The first 48 hours matter most. Intermittent external cooling reduces swelling and discomfort. Inside the mouth: antiseptic rinses (e.g., chlorhexidine) after meals, gentle brushing with a soft brush, and strict no smoking. Choose soft foods for the first week; avoid sharp or highly spicy meals. Mild bruising and tightness are normal and settle within 7–14 days. Pause sport, heat and sauna for 2–3 weeks; sleep slightly head-elevated. Swelling fluctuates and can be worse in the morning; gentle self-lymphatic massage (after instruction) and walks help. A preview result appears after 3–6 weeks; the final result after 3–6 months once soft tissues reorganise.
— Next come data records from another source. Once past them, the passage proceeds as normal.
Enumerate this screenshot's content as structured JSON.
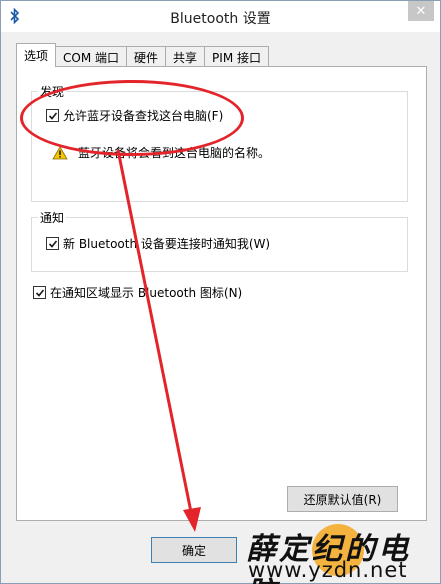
{
  "window": {
    "title": "Bluetooth 设置",
    "close_glyph": "✕"
  },
  "tabs": [
    {
      "label": "选项",
      "active": true
    },
    {
      "label": "COM 端口",
      "active": false
    },
    {
      "label": "硬件",
      "active": false
    },
    {
      "label": "共享",
      "active": false
    },
    {
      "label": "PIM 接口",
      "active": false
    }
  ],
  "discovery": {
    "group_label": "发现",
    "allow_discovery_label": "允许蓝牙设备查找这台电脑(F)",
    "allow_discovery_checked": true,
    "warning_text": "蓝牙设备将会看到这台电脑的名称。"
  },
  "notifications": {
    "group_label": "通知",
    "notify_label": "新 Bluetooth 设备要连接时通知我(W)",
    "notify_checked": true
  },
  "tray": {
    "label": "在通知区域显示 Bluetooth 图标(N)",
    "checked": true
  },
  "buttons": {
    "restore_defaults": "还原默认值(R)",
    "ok": "确定"
  },
  "watermark": {
    "text": "薛定纪的电脑",
    "url": "www.yzdn.net"
  },
  "colors": {
    "annotation_red": "#e3242b",
    "warning_yellow": "#f5c400"
  }
}
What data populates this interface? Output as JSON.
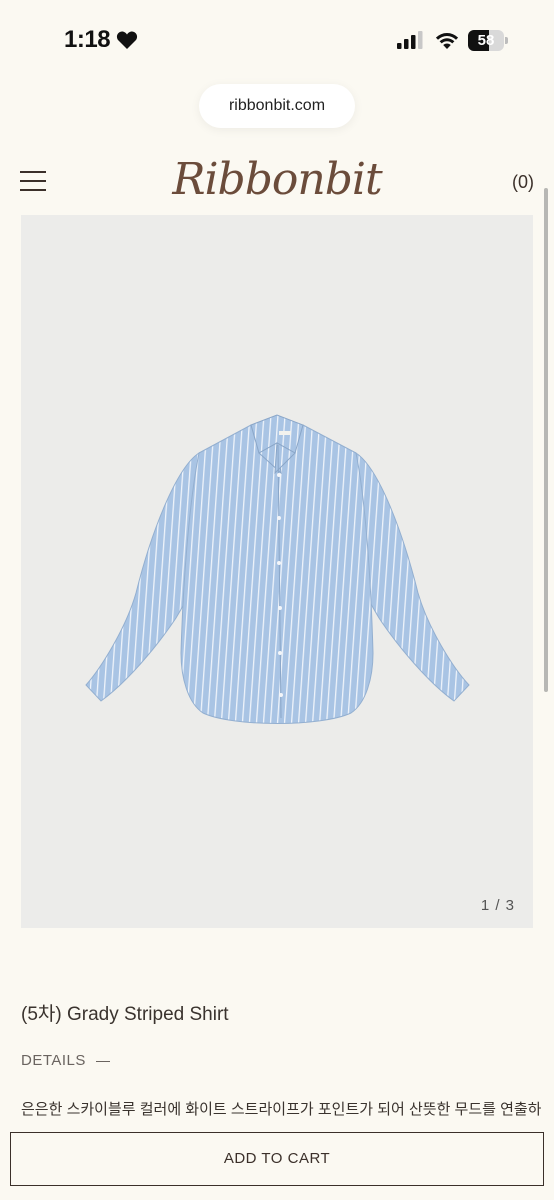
{
  "status": {
    "time": "1:18",
    "battery": "58",
    "battery_level": 0.58
  },
  "browser": {
    "url": "ribbonbit.com"
  },
  "header": {
    "logo": "Ribbonbit",
    "cart_count": "(0)"
  },
  "gallery": {
    "counter": "1 / 3",
    "background_color": "#ececea",
    "shirt_color": "#a9c4e4"
  },
  "product": {
    "title": "(5차) Grady Striped Shirt",
    "details_label": "DETAILS",
    "description": "은은한 스카이블루 컬러에 화이트 스트라이프가 포인트가 되어 산뜻한 무드를 연출하"
  },
  "actions": {
    "add_to_cart": "ADD TO CART"
  }
}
Minor asymmetry can be fine-tuned later (e.g., micro-fat deposits).

Risks & safety

Possible risks: bleeding, infection, prolonged swelling, asymmetries, and—very rarely—injury to Stensen’s duct or irritation of small sensory nerves. The most common aesthetic issue is over-resection with premature hollowing—mainly in thin skin/low residual volume. We prevent this with conservative indication, sterile tissue-sparing technique and structured aftercare. Realistic expectations, patience with swelling, and willingness to combine treatments (volume/contouring) are key to a timeless, “not-done” result. 
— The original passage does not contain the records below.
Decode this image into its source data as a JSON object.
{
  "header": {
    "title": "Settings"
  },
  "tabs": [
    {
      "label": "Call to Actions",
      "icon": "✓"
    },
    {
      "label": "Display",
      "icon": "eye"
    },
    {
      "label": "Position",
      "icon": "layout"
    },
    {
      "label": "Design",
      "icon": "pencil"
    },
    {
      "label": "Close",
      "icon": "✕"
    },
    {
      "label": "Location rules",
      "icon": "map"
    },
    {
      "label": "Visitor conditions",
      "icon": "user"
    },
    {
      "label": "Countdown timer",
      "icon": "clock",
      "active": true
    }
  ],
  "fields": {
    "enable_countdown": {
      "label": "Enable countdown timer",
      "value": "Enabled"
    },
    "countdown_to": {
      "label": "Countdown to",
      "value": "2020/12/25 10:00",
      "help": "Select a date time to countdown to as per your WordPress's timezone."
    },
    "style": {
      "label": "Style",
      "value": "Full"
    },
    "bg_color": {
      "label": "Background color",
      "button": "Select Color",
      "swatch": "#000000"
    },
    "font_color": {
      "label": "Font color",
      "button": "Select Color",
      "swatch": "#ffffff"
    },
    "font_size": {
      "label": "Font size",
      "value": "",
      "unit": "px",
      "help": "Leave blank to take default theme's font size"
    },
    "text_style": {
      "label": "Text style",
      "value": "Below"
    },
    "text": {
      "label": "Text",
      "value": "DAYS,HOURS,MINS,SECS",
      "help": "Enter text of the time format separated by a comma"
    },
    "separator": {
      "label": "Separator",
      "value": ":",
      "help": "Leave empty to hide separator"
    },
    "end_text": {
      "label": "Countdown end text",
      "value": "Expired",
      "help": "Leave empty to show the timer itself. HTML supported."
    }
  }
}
FAQ – Frequently Asked Questions

1Will I look sunken later on?
Only with excessive resection or an unfavourable baseline. We work conservatively and factor in skin quality, face shape and residual volume. If needed, we balance volume axes with autologous fat or cheekbone shaping to keep a fresh—not “starved”—appearance.
2How soon am I socially presentable?
Most are back within a few days, using light camouflage and hairstyle in week one to mask swelling. Visible bruising is uncommon and fades. Full exertion (sport/heat) after 2–3 weeks; contour fine-tuning matures over months.
3Is the result permanent?
Removed fat chambers don’t return, but weight changes and ageing influence contour. Results are long-lasting when indication and lifestyle/skin care align. Small deficits can be refined later with very subtle fat grafting.
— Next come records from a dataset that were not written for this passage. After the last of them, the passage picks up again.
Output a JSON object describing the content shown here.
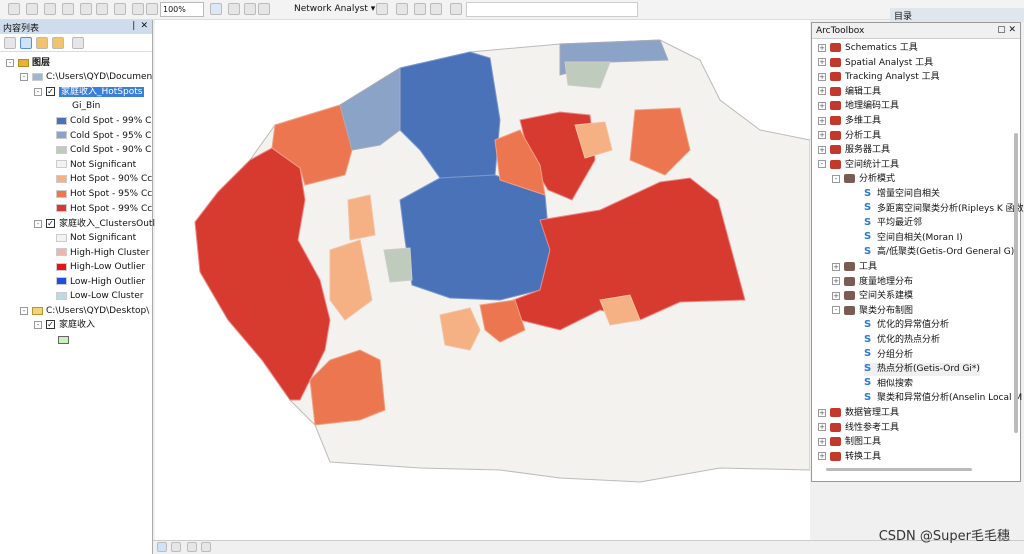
{
  "toolbar": {
    "zoom": "100%",
    "network_analyst": "Network Analyst ▾"
  },
  "toc": {
    "title": "内容列表",
    "pin": "❘",
    "close": "✕",
    "root": "图层",
    "db_path": "C:\\Users\\QYD\\Documen",
    "layer1": "家庭收入_HotSpots",
    "layer1_field": "Gi_Bin",
    "legend1": [
      {
        "label": "Cold Spot - 99% C",
        "color": "#4a72b8"
      },
      {
        "label": "Cold Spot - 95% C",
        "color": "#8ba3c6"
      },
      {
        "label": "Cold Spot - 90% C",
        "color": "#bfcbbc"
      },
      {
        "label": "Not Significant",
        "color": "#f3f2ee"
      },
      {
        "label": "Hot Spot - 90% Cc",
        "color": "#f5b083"
      },
      {
        "label": "Hot Spot - 95% Cc",
        "color": "#ec7650"
      },
      {
        "label": "Hot Spot - 99% Cc",
        "color": "#d73a2e"
      }
    ],
    "layer2": "家庭收入_ClustersOutl",
    "legend2": [
      {
        "label": "Not Significant",
        "color": "#f3f2ee"
      },
      {
        "label": "High-High Cluster",
        "color": "#f0b4b0"
      },
      {
        "label": "High-Low Outlier",
        "color": "#e0161a"
      },
      {
        "label": "Low-High Outlier",
        "color": "#1e4fe0"
      },
      {
        "label": "Low-Low Cluster",
        "color": "#b8dbe6"
      }
    ],
    "folder_path": "C:\\Users\\QYD\\Desktop\\",
    "layer3": "家庭收入",
    "layer3_color": "#c8f0c0"
  },
  "catalog_tab": "目录",
  "toolbox": {
    "title": "ArcToolbox",
    "items": [
      {
        "label": "Schematics 工具",
        "level": 0,
        "type": "box",
        "exp": "+"
      },
      {
        "label": "Spatial Analyst 工具",
        "level": 0,
        "type": "box",
        "exp": "+"
      },
      {
        "label": "Tracking Analyst 工具",
        "level": 0,
        "type": "box",
        "exp": "+"
      },
      {
        "label": "编辑工具",
        "level": 0,
        "type": "box",
        "exp": "+"
      },
      {
        "label": "地理编码工具",
        "level": 0,
        "type": "box",
        "exp": "+"
      },
      {
        "label": "多维工具",
        "level": 0,
        "type": "box",
        "exp": "+"
      },
      {
        "label": "分析工具",
        "level": 0,
        "type": "box",
        "exp": "+"
      },
      {
        "label": "服务器工具",
        "level": 0,
        "type": "box",
        "exp": "+"
      },
      {
        "label": "空间统计工具",
        "level": 0,
        "type": "box",
        "exp": "-"
      },
      {
        "label": "分析模式",
        "level": 1,
        "type": "set",
        "exp": "-"
      },
      {
        "label": "增量空间自相关",
        "level": 2,
        "type": "script"
      },
      {
        "label": "多距离空间聚类分析(Ripleys K 函数",
        "level": 2,
        "type": "script"
      },
      {
        "label": "平均最近邻",
        "level": 2,
        "type": "script"
      },
      {
        "label": "空间自相关(Moran I)",
        "level": 2,
        "type": "script"
      },
      {
        "label": "高/低聚类(Getis-Ord General G)",
        "level": 2,
        "type": "script"
      },
      {
        "label": "工具",
        "level": 1,
        "type": "set",
        "exp": "+"
      },
      {
        "label": "度量地理分布",
        "level": 1,
        "type": "set",
        "exp": "+"
      },
      {
        "label": "空间关系建模",
        "level": 1,
        "type": "set",
        "exp": "+"
      },
      {
        "label": "聚类分布制图",
        "level": 1,
        "type": "set",
        "exp": "-"
      },
      {
        "label": "优化的异常值分析",
        "level": 2,
        "type": "script"
      },
      {
        "label": "优化的热点分析",
        "level": 2,
        "type": "script"
      },
      {
        "label": "分组分析",
        "level": 2,
        "type": "script"
      },
      {
        "label": "热点分析(Getis-Ord Gi*)",
        "level": 2,
        "type": "script",
        "hover": true
      },
      {
        "label": "相似搜索",
        "level": 2,
        "type": "script"
      },
      {
        "label": "聚类和异常值分析(Anselin Local M",
        "level": 2,
        "type": "script"
      },
      {
        "label": "数据管理工具",
        "level": 0,
        "type": "box",
        "exp": "+"
      },
      {
        "label": "线性参考工具",
        "level": 0,
        "type": "box",
        "exp": "+"
      },
      {
        "label": "制图工具",
        "level": 0,
        "type": "box",
        "exp": "+"
      },
      {
        "label": "转换工具",
        "level": 0,
        "type": "box",
        "exp": "+"
      }
    ]
  },
  "watermark": "CSDN @Super毛毛穗"
}
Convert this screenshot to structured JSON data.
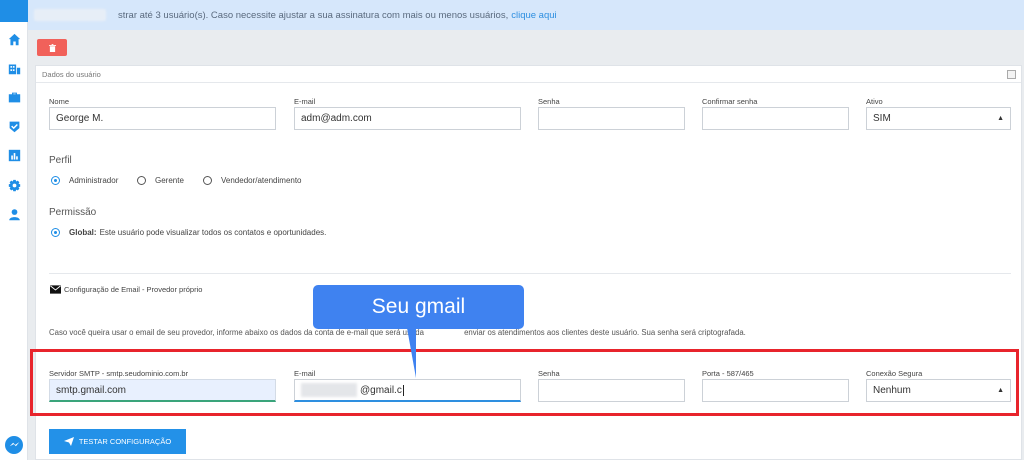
{
  "banner": {
    "text": "strar até 3 usuário(s). Caso necessite ajustar a sua assinatura com mais ou menos usuários,",
    "link": "clique aqui"
  },
  "panel": {
    "title": "Dados do usuário"
  },
  "user_fields": {
    "nome": {
      "label": "Nome",
      "value": "George M."
    },
    "email": {
      "label": "E-mail",
      "value": "adm@adm.com"
    },
    "senha": {
      "label": "Senha",
      "value": ""
    },
    "confirmar": {
      "label": "Confirmar senha",
      "value": ""
    },
    "ativo": {
      "label": "Ativo",
      "value": "SIM"
    }
  },
  "perfil": {
    "title": "Perfil",
    "options": [
      "Administrador",
      "Gerente",
      "Vendedor/atendimento"
    ],
    "selected": "Administrador"
  },
  "permissao": {
    "title": "Permissão",
    "option_bold": "Global:",
    "option_text": "Este usuário pode visualizar todos os contatos e oportunidades."
  },
  "email_config": {
    "title": "Configuração de Email - Provedor próprio",
    "description": "Caso você queira usar o email de seu provedor, informe abaixo os dados da conta de e-mail que será usada",
    "description_tail": "enviar os atendimentos aos clientes deste usuário. Sua senha será criptografada."
  },
  "smtp_fields": {
    "servidor": {
      "label": "Servidor SMTP - smtp.seudominio.com.br",
      "value": "smtp.gmail.com"
    },
    "email": {
      "label": "E-mail",
      "value": "@gmail.c"
    },
    "senha": {
      "label": "Senha",
      "value": ""
    },
    "porta": {
      "label": "Porta - 587/465",
      "value": ""
    },
    "conexao": {
      "label": "Conexão Segura",
      "value": "Nenhum"
    }
  },
  "test_button": {
    "label": "TESTAR CONFIGURAÇÃO"
  },
  "callout": {
    "text": "Seu gmail"
  },
  "colors": {
    "accent": "#1f8ee6",
    "highlight": "#e8242c",
    "callout": "#3f82f0",
    "danger": "#f1615a"
  }
}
4Can I combine this with other procedures?
Yes—often sensibly with submental/jawline lipo, light chin shaping, zygomatic volume (fat graft), or masseter management for hypertrophy. Combinations improve the mid- to lower-face balance and consolidate anaesthesia and downtime.
5Will I feel the stitches inside the mouth?
Resorbable sutures can feel like tiny ridges for a few days. With soft diet, antiseptic rinses and careful oral hygiene, incisions heal quickly. Avoid straws, very hot drinks and sharp foods to prevent mechanical irritation.